The Second Law of Lyttleton – Prepare for Everything, Plan for Nothing
Like the Nice/Considerate dichotomy in the first law, this may seem like splitting hairs. But I assure you, there is a major difference between preparing and planning. As I go about this not entirely reasonable goal of living in 10 cities in 10 years, I must constantly be preparing for what comes next, and all the many unexpected happenings that could possibly derail my ambitions. Financial problems, health issues, personal relationships; all of these things and many more could conceivably become a disruption in the process. While I cannot possibly foresee every possible bump in the road, I can do my best to be prepared like a good Boy Scout. I save money religiously and I anticipate unexpected expenses in my budget by always rounding down how much money I have (and how much I will make). Essentially, I prepare for the worst, hope for the best and usually get somewhere in between.
That sort of foresightedness (not a word? Don’t care.) has saved my bacon plenty of times.
But I’ll tell you what I hate: Planning my life. Nothing bothers me more than having someone else try to tell me what I will (or should) be doing next year, or even in the next 5 months. I intentionally don’t settle on my next city until a couple months before the move because I like to let the free flow of chance enter into the equation. Philadelphia was a last minute choice. So was SoCal. San Fran wasn’t last minute, but the move changed considerably in the last 2 months (including who I moved with). Chicago was probably the most ‘planned’ of all my moves, though seeing as this city has always been on the list of next possible cities, Chicago was inevitably going to feel planned whenever I ended up here.
I don’t go to cities with itineraries, I don’t sit down and figure out my next move and I don’t try to map out the next 5 years of my life and hope to have my love life and career all settled by the time I’m 30 or 35 or 40 or whatever. Again, I prepare for any number of options, and no one is better than I at anticipating the future, but I will never try to rein it in and I won’t attempt to walk it down a set path.
I’ve said it before and I’ll say it again: 10 Cities in 10 Years is about the experience, not the plan, and while I am fairly set on this goal, if I don’t make all 10 cities, or if I don’t do it in exactly 10 years, that won’t be the end of my world.
I’m traveling, and that’s the point.
Which brings me to the final law.
The Third Law of Lyttleton – The Road is Life
What needs to be said, really? This is the motto and the ideal that set me on the path I’m on, and for me that simple phrase represents so much. Yes, it means that I love to travel and that my favorite parts of life are those spent On The Road, but to me, ‘the road’ in that phrase from Kerouac’s most famous book also means Change. Change is life. Not simply acknowledging or accepting the changes that occur in life, but fully embracing them and jumping feet first into them like they were a rushing river.
Every change that occurs in your life will bring with it a portion of difficulty, whether it be a career change, a locale change or a relationship change.

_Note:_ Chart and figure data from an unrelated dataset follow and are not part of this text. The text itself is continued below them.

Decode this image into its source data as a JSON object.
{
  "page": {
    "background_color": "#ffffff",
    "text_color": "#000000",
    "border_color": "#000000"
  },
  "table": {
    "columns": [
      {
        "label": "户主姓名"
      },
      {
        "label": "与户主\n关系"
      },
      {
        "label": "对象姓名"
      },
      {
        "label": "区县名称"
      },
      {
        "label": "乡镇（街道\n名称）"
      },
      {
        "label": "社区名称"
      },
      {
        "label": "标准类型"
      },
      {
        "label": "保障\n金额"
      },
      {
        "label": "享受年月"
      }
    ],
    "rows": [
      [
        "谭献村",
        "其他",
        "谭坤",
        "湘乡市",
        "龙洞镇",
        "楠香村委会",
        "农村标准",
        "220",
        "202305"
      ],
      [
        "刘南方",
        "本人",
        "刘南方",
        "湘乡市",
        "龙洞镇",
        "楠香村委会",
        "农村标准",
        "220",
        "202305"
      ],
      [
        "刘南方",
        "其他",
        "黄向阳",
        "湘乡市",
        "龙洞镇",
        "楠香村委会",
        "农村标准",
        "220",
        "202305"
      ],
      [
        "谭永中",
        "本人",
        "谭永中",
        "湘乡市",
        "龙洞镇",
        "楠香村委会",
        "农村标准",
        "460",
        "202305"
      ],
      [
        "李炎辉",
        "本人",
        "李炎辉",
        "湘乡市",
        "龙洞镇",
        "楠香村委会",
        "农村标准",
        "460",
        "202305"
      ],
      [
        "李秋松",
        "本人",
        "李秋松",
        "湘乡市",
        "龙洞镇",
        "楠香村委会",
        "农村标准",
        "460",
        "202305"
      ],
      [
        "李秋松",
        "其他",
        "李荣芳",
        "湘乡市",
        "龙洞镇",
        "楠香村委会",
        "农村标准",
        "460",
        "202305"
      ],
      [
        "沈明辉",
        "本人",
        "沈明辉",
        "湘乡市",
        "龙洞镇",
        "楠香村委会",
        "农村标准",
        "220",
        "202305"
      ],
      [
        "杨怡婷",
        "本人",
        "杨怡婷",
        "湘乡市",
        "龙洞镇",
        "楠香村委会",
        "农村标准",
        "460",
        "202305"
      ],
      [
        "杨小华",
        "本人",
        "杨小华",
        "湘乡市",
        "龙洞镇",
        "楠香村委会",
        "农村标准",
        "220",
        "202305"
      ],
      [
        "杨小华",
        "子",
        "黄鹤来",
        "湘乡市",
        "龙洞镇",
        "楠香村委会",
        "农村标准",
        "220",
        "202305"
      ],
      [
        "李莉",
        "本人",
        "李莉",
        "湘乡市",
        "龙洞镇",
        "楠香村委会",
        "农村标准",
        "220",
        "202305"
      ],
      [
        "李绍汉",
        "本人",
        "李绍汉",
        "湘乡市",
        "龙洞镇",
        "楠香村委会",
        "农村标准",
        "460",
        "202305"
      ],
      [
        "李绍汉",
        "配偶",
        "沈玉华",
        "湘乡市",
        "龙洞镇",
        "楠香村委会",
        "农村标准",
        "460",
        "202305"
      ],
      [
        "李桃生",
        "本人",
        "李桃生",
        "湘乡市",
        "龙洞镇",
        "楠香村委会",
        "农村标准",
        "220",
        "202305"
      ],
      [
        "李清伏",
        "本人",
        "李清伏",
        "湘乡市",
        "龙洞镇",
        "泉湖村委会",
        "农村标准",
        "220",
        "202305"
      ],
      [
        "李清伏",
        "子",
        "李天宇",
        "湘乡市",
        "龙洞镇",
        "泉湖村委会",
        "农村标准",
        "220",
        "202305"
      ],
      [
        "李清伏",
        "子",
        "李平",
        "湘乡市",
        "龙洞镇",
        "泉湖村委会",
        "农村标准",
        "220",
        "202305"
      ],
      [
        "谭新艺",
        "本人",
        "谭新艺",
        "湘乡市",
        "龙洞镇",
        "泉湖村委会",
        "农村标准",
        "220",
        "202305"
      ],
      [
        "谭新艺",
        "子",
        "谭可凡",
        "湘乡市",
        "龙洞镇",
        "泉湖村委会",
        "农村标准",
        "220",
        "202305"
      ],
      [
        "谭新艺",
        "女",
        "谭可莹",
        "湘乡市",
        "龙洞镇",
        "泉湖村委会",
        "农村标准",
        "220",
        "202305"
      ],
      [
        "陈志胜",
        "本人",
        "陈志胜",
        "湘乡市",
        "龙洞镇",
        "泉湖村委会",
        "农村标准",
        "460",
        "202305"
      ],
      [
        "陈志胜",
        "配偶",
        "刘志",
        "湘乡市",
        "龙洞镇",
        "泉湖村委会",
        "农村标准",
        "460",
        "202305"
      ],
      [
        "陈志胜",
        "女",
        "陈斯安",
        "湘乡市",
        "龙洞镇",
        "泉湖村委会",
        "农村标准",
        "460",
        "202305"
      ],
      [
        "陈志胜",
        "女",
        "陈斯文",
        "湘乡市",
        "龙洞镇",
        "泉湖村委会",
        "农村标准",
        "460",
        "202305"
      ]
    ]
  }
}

Most people spend their every waking breath ensuring that those things don’t change, and to me that’s sad. You have 60 or 70 or 80 (or 42) years on this planet, nothing before and nothing after, and all you want to do is make sure you experience the same thing again and again, day after day?
No, that’s not life. Life is at a great remove, always exceeding the horizon and challenging you to keep up, taunting you with the unseen and alluring you with possibilities. People will claim that life is about finding happiness. I think we should be a lot more ambitious.
7 thoughts on “Lyttleton’s Laws”
You should be a life coach. Seriously.
If I was someone’s life coach, I’d probably get them killed.
Which could be good.
It’d be a good marketing angle: Life coach for risk-takers.
That’ll be the tagline on my business card.